This discussion has been locked.
You can no longer post new replies to this discussion. If you have a question you can start a new discussion

A nasty feature of RTX

Hello,

Why does not RTX implement a reference counter for its "tsk_lock"/"tsk_unlock" mechanism?
The way things are implemented at the moment, any task that calls "tsk_unlock" enables the scheduler. But this can cause problems in nested calls; And, can cause a RTX kernel corruption if some code calls this from interrupt mode while a task is executing a RTX API (which assumes scheduler is disabled). There is no indication in the user manual that the kernel can be damaged if the scheduler is enabled from interrupt mode (NOTE: enabling the scheduler from interrupt mode only sets an interrupt line which is inherently safe!).
FreeRTOS has this feature (and much more). Why not RTX?

I know who I vote for...

  • <quote>(NOTE: enabling the scheduler from interrupt mode only sets an interrupt line which is inherently safe!).</quote>

    Tapeer,

    did U mean 2 say inherently unsafe????

    Always yo're freind.

    Zeusti

  • Look, you are clearly not intelligent enough to understand the problem. It would be nice if you actually stopped spamming the forum or at least showed the minimal courage to use your name or at least proper English.

  • Tapeer,

    // response removed to spare ops embarrassment

    Always yo're freind.

    Zeusti.

  • I have reported this issue to Keil support and will report to you if there are any developments.

  • Is this a problem or even an issue (apart from it not being explicit in the documentation)?

    The source code for this part is supplied (in RTX_Config.C and RTX_lib.C), so anyone thinking they want to or need to implement a reference counter is free to do so. It's an easy enough bit of code.

    Personally, I'm happy with the way it is currently implemented.

  • In my opinion this is a serious flaw in RTX.
    The above describes a cookbook scenario to destroy the kernel by mistake (or not...): all you have to do is enable the scheduler by mistake in an environment saturated with interrupts and you _will_ corrupt the kernel. Again: I have seen this happening. If you or anybody else are comfortable working with a operating system that has such a feature - suit yourself - that's cool.
    As for implementing this myself - first, we no longer use RTX in new products (FreeRTOS took its place. It is such a great piece of software!). Second - you pay for a licence - don't you think this is something Keil should be taking care of? I do.

  • all you have to do is enable the scheduler by mistake...

    Sorry, but I don't consider a mistake in application code to be a particularly strong argument.

    There are plenty of ways to destroy a kernel with mistakes in application code (e.g., invalid pointers). Would you expect Keil to catch all of those as well?

    you pay for a licence - don't you think this is something Keil should be taking care of?

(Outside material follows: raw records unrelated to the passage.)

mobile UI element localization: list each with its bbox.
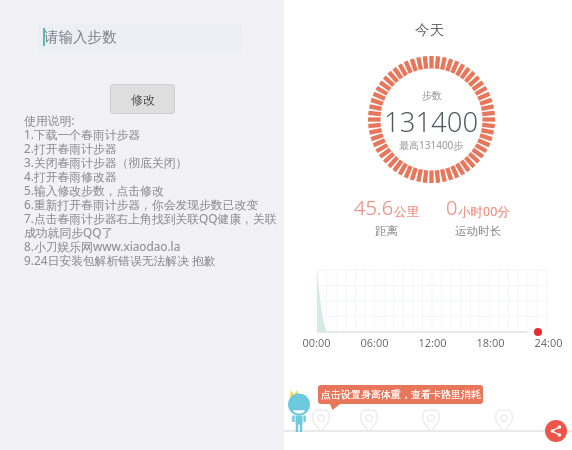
button[interactable]: Milestone xyxy=(358,409,380,433)
staticText: 运动时长 xyxy=(455,224,501,238)
staticText: 45.6 xyxy=(354,194,394,221)
staticText: 点击设置身高体重，查看卡路里消耗 xyxy=(321,388,481,401)
staticText: 131400 xyxy=(384,103,479,140)
button[interactable]: Milestone xyxy=(420,409,442,433)
button[interactable]: Milestone xyxy=(493,409,515,433)
staticText: 步数 xyxy=(422,89,442,102)
button[interactable]: 请输入步数 xyxy=(38,24,242,51)
staticText: 18:00 xyxy=(476,335,505,350)
staticText: 使用说明: 1.下载一个春雨计步器 2.打开春雨计步器 3.关闭春雨计步器（彻底… xyxy=(24,112,277,268)
button[interactable]: 修改 xyxy=(110,84,175,114)
staticText: 小时00分 xyxy=(458,203,510,220)
staticText: 00:00 xyxy=(302,335,331,350)
staticText: 24:00 xyxy=(534,335,563,350)
staticText: 修改 xyxy=(131,92,155,107)
button[interactable]: Share xyxy=(545,420,567,442)
staticText: 公里 xyxy=(394,204,419,220)
staticText: 0 xyxy=(446,194,458,221)
staticText: 距离 xyxy=(375,224,398,238)
staticText: 今天 xyxy=(415,21,444,39)
button[interactable]: 点击设置身高体重，查看卡路里消耗 xyxy=(318,385,483,404)
staticText: 06:00 xyxy=(360,335,389,350)
button[interactable]: Milestone xyxy=(310,409,332,433)
staticText: 最高131400步 xyxy=(399,138,464,152)
staticText: 12:00 xyxy=(418,335,447,350)
staticText: 请输入步数 xyxy=(44,28,117,46)
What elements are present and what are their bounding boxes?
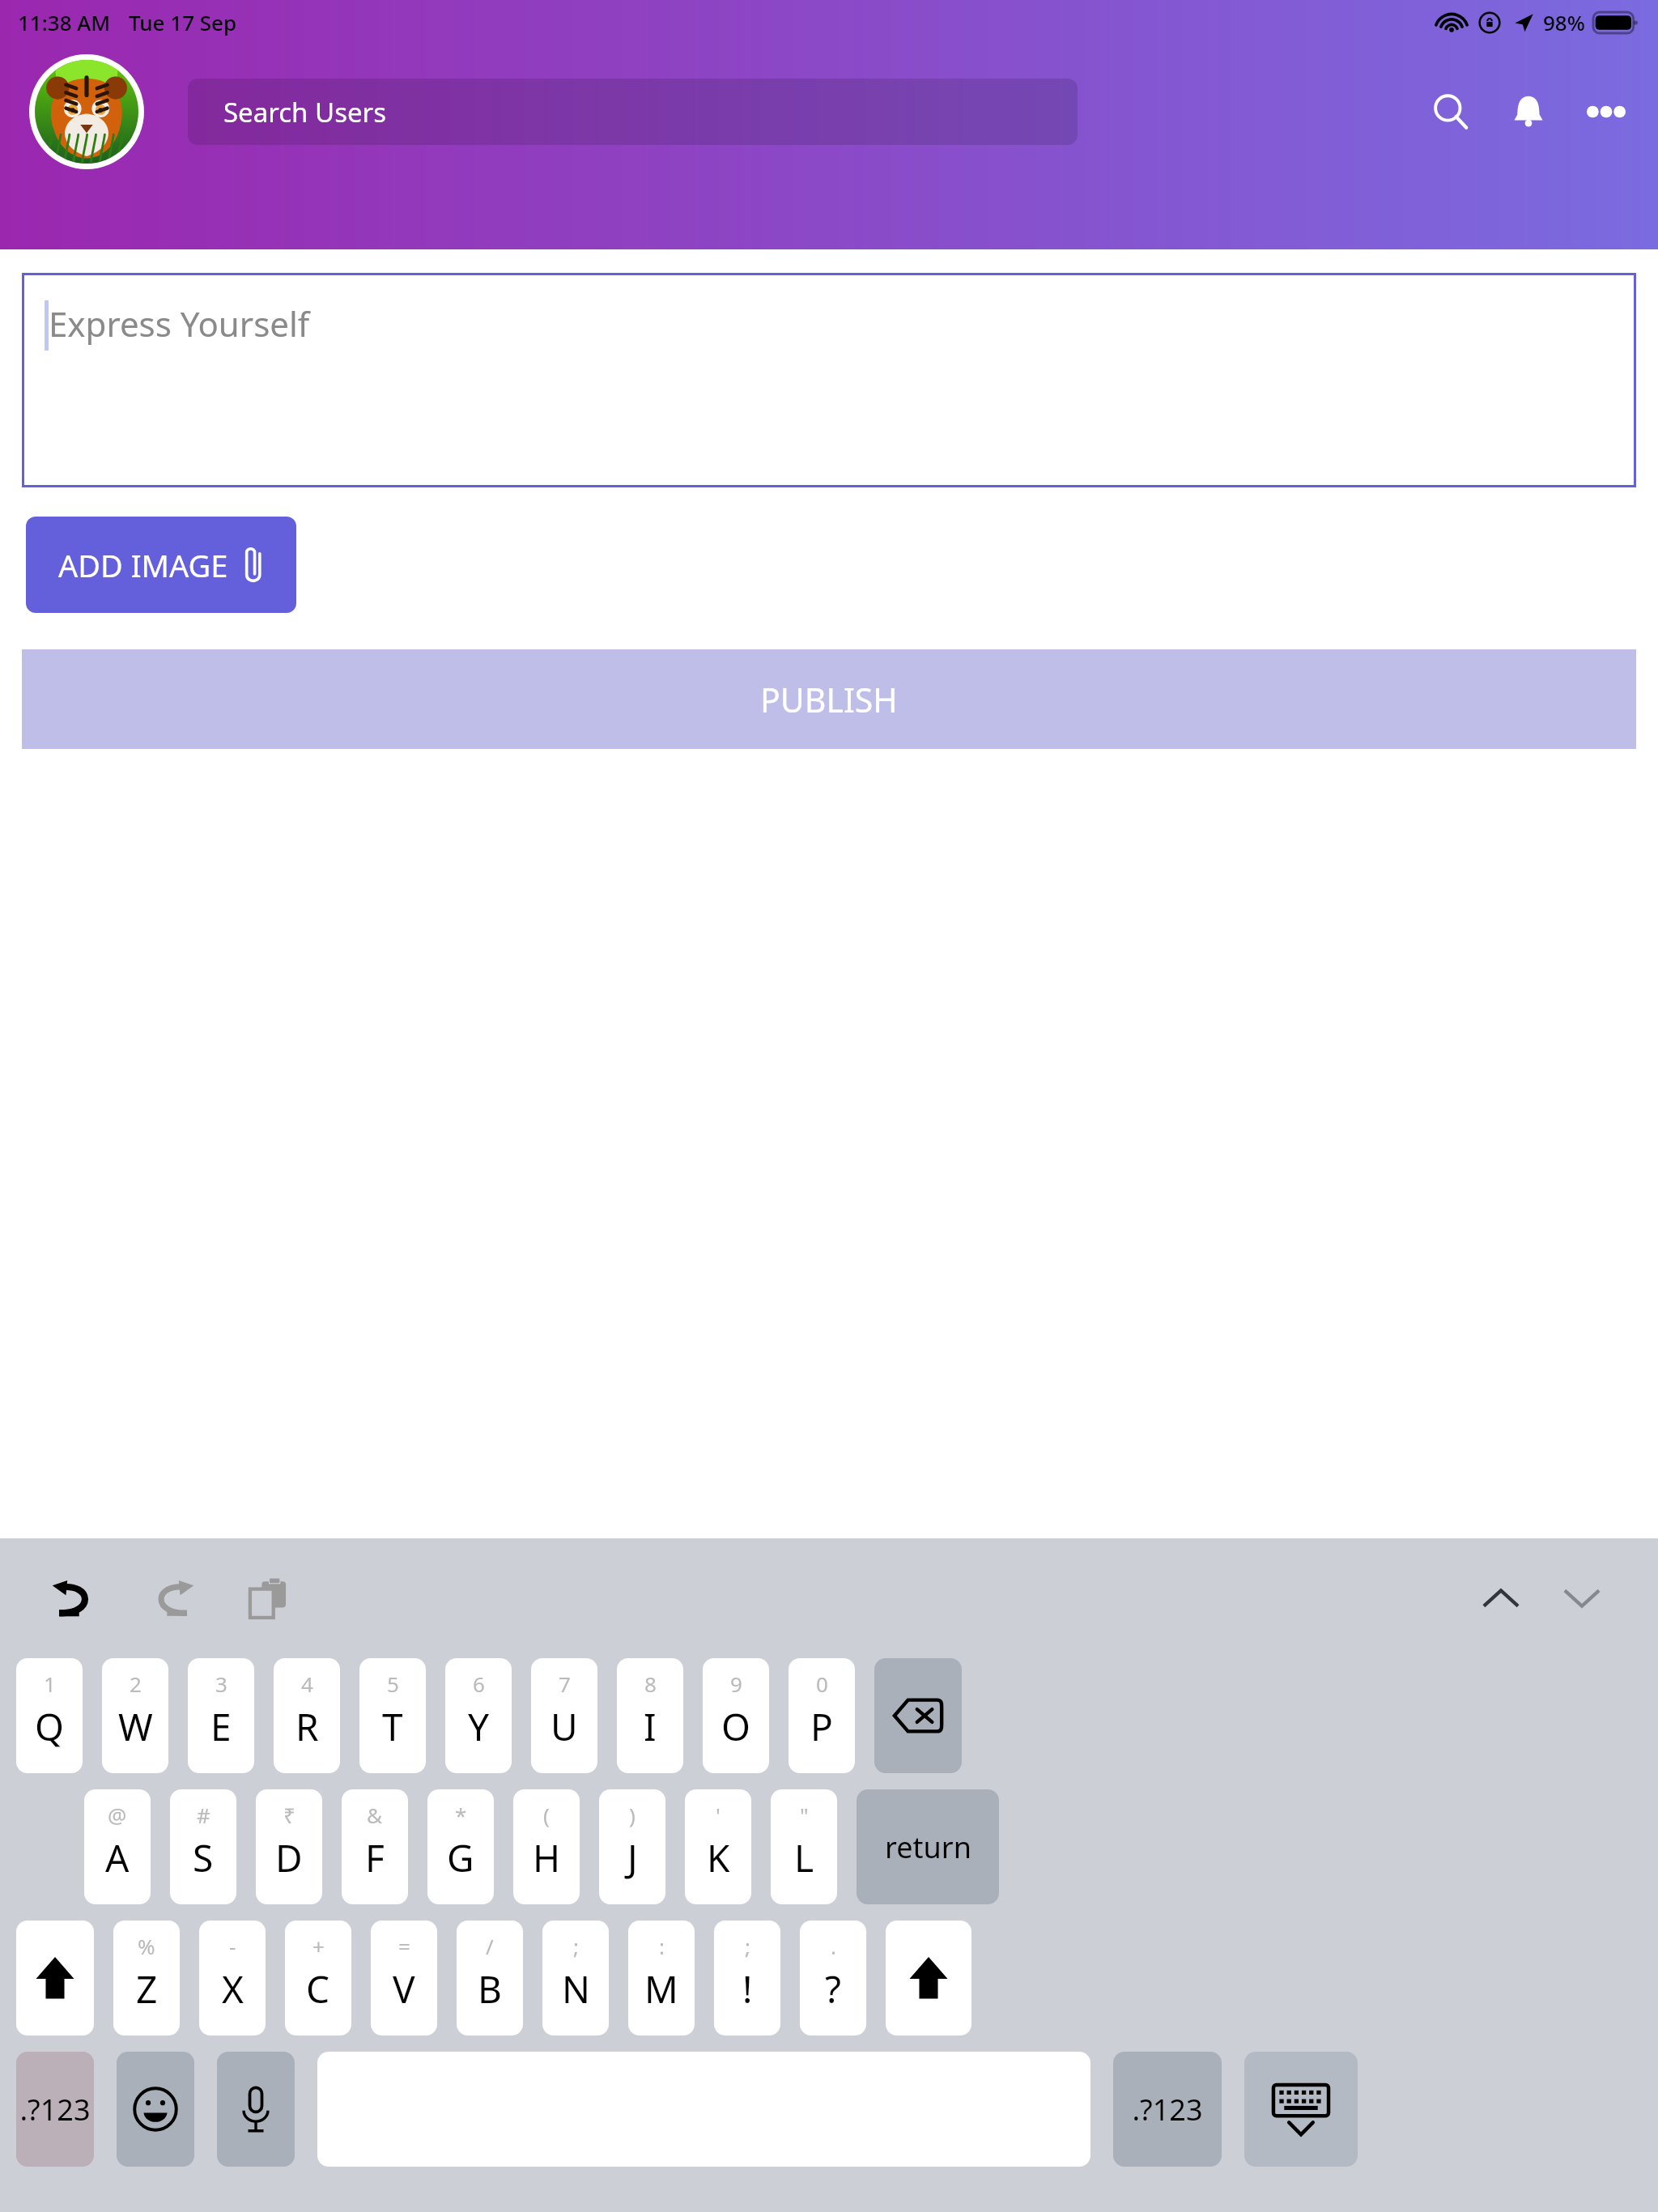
button[interactable]: Redo bbox=[144, 1570, 201, 1627]
button[interactable]: % bbox=[113, 1921, 180, 2035]
staticText: W bbox=[118, 1701, 153, 1752]
button[interactable]: 2 bbox=[102, 1658, 168, 1773]
button[interactable]: 9 bbox=[703, 1658, 769, 1773]
staticText: ' bbox=[716, 1801, 721, 1829]
staticText: ! bbox=[742, 1963, 753, 2014]
button[interactable]: More options bbox=[1571, 76, 1642, 147]
button[interactable]: Next bbox=[1551, 1568, 1613, 1629]
button[interactable]: bksp bbox=[874, 1658, 962, 1773]
button[interactable]: Previous bbox=[1470, 1568, 1532, 1629]
button[interactable]: kbd bbox=[1244, 2052, 1358, 2167]
staticText: 2 bbox=[130, 1670, 142, 1698]
button[interactable]: 5 bbox=[359, 1658, 426, 1773]
staticText: 11:38 AM bbox=[18, 8, 111, 36]
staticText: O bbox=[721, 1701, 750, 1752]
staticText: S bbox=[193, 1832, 214, 1883]
button[interactable]: Search bbox=[1415, 76, 1486, 147]
staticText: ; bbox=[573, 1932, 579, 1960]
staticText: PUBLISH bbox=[760, 677, 898, 722]
button[interactable]: 6 bbox=[445, 1658, 512, 1773]
button[interactable]: : bbox=[628, 1921, 695, 2035]
staticText: U bbox=[551, 1701, 578, 1752]
staticText: P bbox=[810, 1701, 833, 1752]
staticText: return bbox=[885, 1827, 971, 1867]
button[interactable]: emoji bbox=[117, 2052, 194, 2167]
button[interactable]: Express Yourself bbox=[22, 273, 1636, 487]
staticText: Express Yourself bbox=[49, 300, 310, 347]
button[interactable]: " bbox=[771, 1789, 837, 1904]
button[interactable]: + bbox=[285, 1921, 351, 2035]
button[interactable]: .?123 bbox=[1113, 2052, 1222, 2167]
staticText: ( bbox=[543, 1801, 550, 1829]
staticText: N bbox=[562, 1963, 590, 2014]
staticText: G bbox=[447, 1832, 474, 1883]
button[interactable]: = bbox=[371, 1921, 437, 2035]
staticText: ) bbox=[629, 1801, 636, 1829]
staticText: @ bbox=[108, 1801, 127, 1829]
staticText: V bbox=[393, 1963, 415, 2014]
button[interactable]: - bbox=[199, 1921, 266, 2035]
button[interactable]: / bbox=[457, 1921, 523, 2035]
staticText: 8 bbox=[644, 1670, 657, 1698]
staticText: 6 bbox=[473, 1670, 485, 1698]
button[interactable]: 7 bbox=[531, 1658, 597, 1773]
button[interactable]: return bbox=[857, 1789, 999, 1904]
button[interactable]: ( bbox=[513, 1789, 580, 1904]
button[interactable]: Undo bbox=[45, 1570, 102, 1627]
button[interactable]: @ bbox=[84, 1789, 151, 1904]
staticText: % bbox=[138, 1932, 155, 1960]
staticText: X bbox=[222, 1963, 244, 2014]
staticText: Q bbox=[35, 1701, 64, 1752]
staticText: E bbox=[210, 1701, 232, 1752]
staticText: * bbox=[455, 1801, 467, 1829]
button[interactable]: Profile bbox=[29, 54, 144, 169]
staticText: Tue 17 Sep bbox=[129, 8, 237, 36]
button[interactable]: 4 bbox=[274, 1658, 340, 1773]
button[interactable]: PUBLISH bbox=[22, 649, 1636, 749]
staticText: D bbox=[275, 1832, 303, 1883]
staticText: T bbox=[382, 1701, 403, 1752]
staticText: .?123 bbox=[1132, 2090, 1203, 2129]
staticText: Z bbox=[136, 1963, 158, 2014]
button[interactable]: 3 bbox=[188, 1658, 254, 1773]
staticText: H bbox=[533, 1832, 561, 1883]
button[interactable]: Search Users bbox=[188, 79, 1078, 145]
staticText: ; bbox=[745, 1932, 750, 1960]
staticText: ₹ bbox=[283, 1801, 295, 1829]
staticText: B bbox=[478, 1963, 502, 2014]
staticText: F bbox=[365, 1832, 385, 1883]
button[interactable]: # bbox=[170, 1789, 236, 1904]
button[interactable]: ) bbox=[599, 1789, 665, 1904]
staticText: K bbox=[707, 1832, 730, 1883]
button[interactable]: 0 bbox=[789, 1658, 855, 1773]
button[interactable]: ' bbox=[685, 1789, 751, 1904]
button[interactable]: * bbox=[427, 1789, 494, 1904]
button[interactable]: .?123 bbox=[16, 2052, 94, 2167]
staticText: . bbox=[831, 1932, 836, 1960]
staticText: C bbox=[306, 1963, 330, 2014]
button[interactable]: & bbox=[342, 1789, 408, 1904]
button[interactable]: ₹ bbox=[256, 1789, 322, 1904]
button[interactable]: . bbox=[800, 1921, 866, 2035]
button[interactable]: mic bbox=[217, 2052, 295, 2167]
button[interactable]: ADD IMAGE bbox=[26, 517, 296, 613]
staticText: 98% bbox=[1543, 8, 1585, 36]
button[interactable]: 1 bbox=[16, 1658, 83, 1773]
button[interactable]: ; bbox=[714, 1921, 780, 2035]
staticText: A bbox=[105, 1832, 130, 1883]
button[interactable]: 8 bbox=[617, 1658, 683, 1773]
button[interactable]: shift bbox=[16, 1921, 94, 2035]
staticText: 4 bbox=[301, 1670, 313, 1698]
button[interactable]: ; bbox=[542, 1921, 609, 2035]
staticText: / bbox=[486, 1932, 494, 1960]
staticText: ADD IMAGE bbox=[58, 544, 228, 586]
staticText: J bbox=[627, 1832, 638, 1883]
button[interactable]: shift bbox=[886, 1921, 971, 2035]
button[interactable]: Paste bbox=[240, 1570, 296, 1627]
staticText: 3 bbox=[215, 1670, 227, 1698]
staticText: & bbox=[367, 1801, 383, 1829]
staticText: 7 bbox=[559, 1670, 571, 1698]
button[interactable]: Notifications bbox=[1493, 76, 1564, 147]
staticText: : bbox=[659, 1932, 665, 1960]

    I'd say they have taken care of it. They supply the source code for the relevant sections and allow me (as a developer) to modify it as appropriate.

  • We seem to disagree. That's fine.
    Let me just say this: data corruptions of the type you mentioned can be detected by static or dynamic code analyzers. Calling "tsk_unlock" at an unfortunate moment cannot. Also, think of software maintenance. A deadly "tsk_unlock" can sneak into the software because of software reuse, or an inexperienced/unaware developer. Finding out what went wrong can be tedious and not trivial.

  • We seem to disagree. That's fine.

    Agreed.

    What I find strange is your apparent desire/need to scatter your code with the tsk_lock/tsk_unlock calls. I have very few of them and they are normally placed in well defined, easy to manage, positions. But, hey, maybe I'll be bitten soon and I'll change my point of view???

    I'd be interested in knowing how Keil respond.

    Cheers.

  • Actually, the source of the problem was this code:

    #define SERVICE_WATCHDOG   tsk_lock() ;\ 
                               g_application_alive_signals |= ( (int32u)1<<(os_tsk_self() - g_first_task_id) ) ;\ 
                               tsk_unlock() ;\ 
    

    Which allows tasks to set their "alive bit" regularly without servicing the watchdog directly (which happens in one place only if all alive bits are set). Originally, it used a mutex, but "tsk_lock" and "tsk_unlock" are much cheaper, computation wise. However, given the nature of the code, what should have been done is disabling of _all_ interrupts for this short period of time, not just the scheduler (thus, a mutex was insufficient as well).
    Then, this code was introduced into a function that was called both from user mode and interrupt mode (LPC2478) which was called during a long data transfer via the SSP bus. That was enough to cause a arbitrary, random data corruption resulting in entry into abort mode or hanging in a loop in a RTX API.

  • I can see no need for tsk_lock/tsk_unlock.

    The g_application_alive_signals needs to be updated atomic, if accessed also from the IRQ handler. That has nothing to do with the tsk_lock()/tsk_unlock(). The usage of those function is highly deprecated.

  • Just a short follow up:

    Keil have updated the user manual of RTX to indicate that calling "tsk_unlock" from privileged mode is not allowed.